The France international previously turned down a move to City in the summer of 2016 when City had agreed a deal to bring the Athletic Bilbao player to the club.
Laporte had since confirmed that the bid came when he was injured and he had concerned about how he would adapt to a new country and a new league, which is completely understandable given the circumstances.
However, Laporte has been given a second chance and rightly so.
There is no doubt he perfectly fits the bill in what City are looking for defensively; a left-footed, ball-playing centre-back who can not only play out from the back adeptly but also a compelling figure in terms of the defensive attributes that make him a complete defender.
Laporte also adds tools to City’s build-up that can make them even stronger in the attack – an attribute that has been missing since Aleksander Kolarov’s departure to AS Roma.
His cross field passing allows the right-winger, often Raheem Sterling, to hug the touchline and stretch the pitch to it’s full capability.
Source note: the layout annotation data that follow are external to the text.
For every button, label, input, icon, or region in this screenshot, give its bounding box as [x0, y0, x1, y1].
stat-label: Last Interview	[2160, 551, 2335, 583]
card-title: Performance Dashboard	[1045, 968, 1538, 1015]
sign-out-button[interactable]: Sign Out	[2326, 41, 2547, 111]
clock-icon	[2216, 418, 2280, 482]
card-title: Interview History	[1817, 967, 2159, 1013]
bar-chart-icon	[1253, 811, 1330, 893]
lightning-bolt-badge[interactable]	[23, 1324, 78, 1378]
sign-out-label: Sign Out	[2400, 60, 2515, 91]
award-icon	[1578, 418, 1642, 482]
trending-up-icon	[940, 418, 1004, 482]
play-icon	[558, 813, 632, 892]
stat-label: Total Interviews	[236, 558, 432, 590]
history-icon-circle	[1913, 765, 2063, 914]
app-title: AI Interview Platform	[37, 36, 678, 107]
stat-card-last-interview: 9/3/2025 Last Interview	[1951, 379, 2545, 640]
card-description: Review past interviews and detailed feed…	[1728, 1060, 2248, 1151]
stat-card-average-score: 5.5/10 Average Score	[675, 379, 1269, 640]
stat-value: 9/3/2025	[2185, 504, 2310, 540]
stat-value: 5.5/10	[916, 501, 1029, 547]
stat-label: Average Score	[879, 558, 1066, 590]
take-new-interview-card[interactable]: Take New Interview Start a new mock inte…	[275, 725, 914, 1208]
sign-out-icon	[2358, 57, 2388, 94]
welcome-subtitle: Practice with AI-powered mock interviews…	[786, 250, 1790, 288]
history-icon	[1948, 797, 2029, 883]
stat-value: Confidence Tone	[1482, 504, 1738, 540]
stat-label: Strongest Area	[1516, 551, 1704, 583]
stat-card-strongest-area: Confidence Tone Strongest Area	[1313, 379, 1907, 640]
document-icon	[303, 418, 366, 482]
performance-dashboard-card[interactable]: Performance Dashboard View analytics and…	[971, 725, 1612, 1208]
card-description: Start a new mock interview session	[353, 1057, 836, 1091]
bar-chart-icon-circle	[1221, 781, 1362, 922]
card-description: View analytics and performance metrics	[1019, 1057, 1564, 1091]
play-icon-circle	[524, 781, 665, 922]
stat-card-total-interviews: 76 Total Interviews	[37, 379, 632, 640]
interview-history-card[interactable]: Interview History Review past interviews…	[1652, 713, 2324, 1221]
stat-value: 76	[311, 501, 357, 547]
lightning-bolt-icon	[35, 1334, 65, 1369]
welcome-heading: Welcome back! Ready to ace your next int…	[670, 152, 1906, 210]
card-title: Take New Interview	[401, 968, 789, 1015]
In order to spread the play when the opposition left-back gets dragged over to the ball, it was used as a ‘secret weapon’ last year and is another option to aid City’s attacking prowess.
The depth of quality in Guardiola’s squad means Laporte will have stiff competition for a place in the side week-in-week-out. How does the Frenchman compare to our most frequently used defensive options?
From a defensive approach, he is proficient in his personal battles, which he will have to get used to quickly in the Premier League as he has won 54.12% of his duels, the second best percentage out of the quad, only bettered by John Stones’ 58.46%.
From an aerial perspective, when facing City, more often than not the opponent’s have a ‘route-one’ game-plan to play it long in an attempt to expose City’s arial facilities.
However, Laporte adds further fuel to City’s proficiency in the air, winning 69.44% of his duels, slightly bettered by Stones (70.97%) and Kompany (75%). It also helps his case that with a soaring stature of 6’3, he should have no problem when facing the long-ball.
Oddly, Laporte has a worse pass completion percentage than his team-mates as the 23-year-old bolsters a relatively low 83%. Much of that can be explained by the fact Bilbao’s approach this season was to play long-ball football which is commonly seen in the Premier League.
Nonetheless, this shouldn’t be a cause for worry as he isn’t surrounded with completely likeminded individuals who share his ideology of how football should be played. Bilbao’s philosophy can feature long-balls and a physical approach, very stereotypical of a traditional ‘English team’ when it comes to it.
Laporte offers more dimensions to an already multi-dimensional side and furthers the prospect of returning to a back three, like seen in pre-season and the early stages of the season, with him filling in on the left side of that possible defensive trio.
His versatility between the formations is a key attribute that will allow him to be at the forefront of the Blues’ success for years to come.
Rules and records are there to be broken; transfer records and policy’s alike, and there is no doubting that Laporte is the perfect reason for doing so.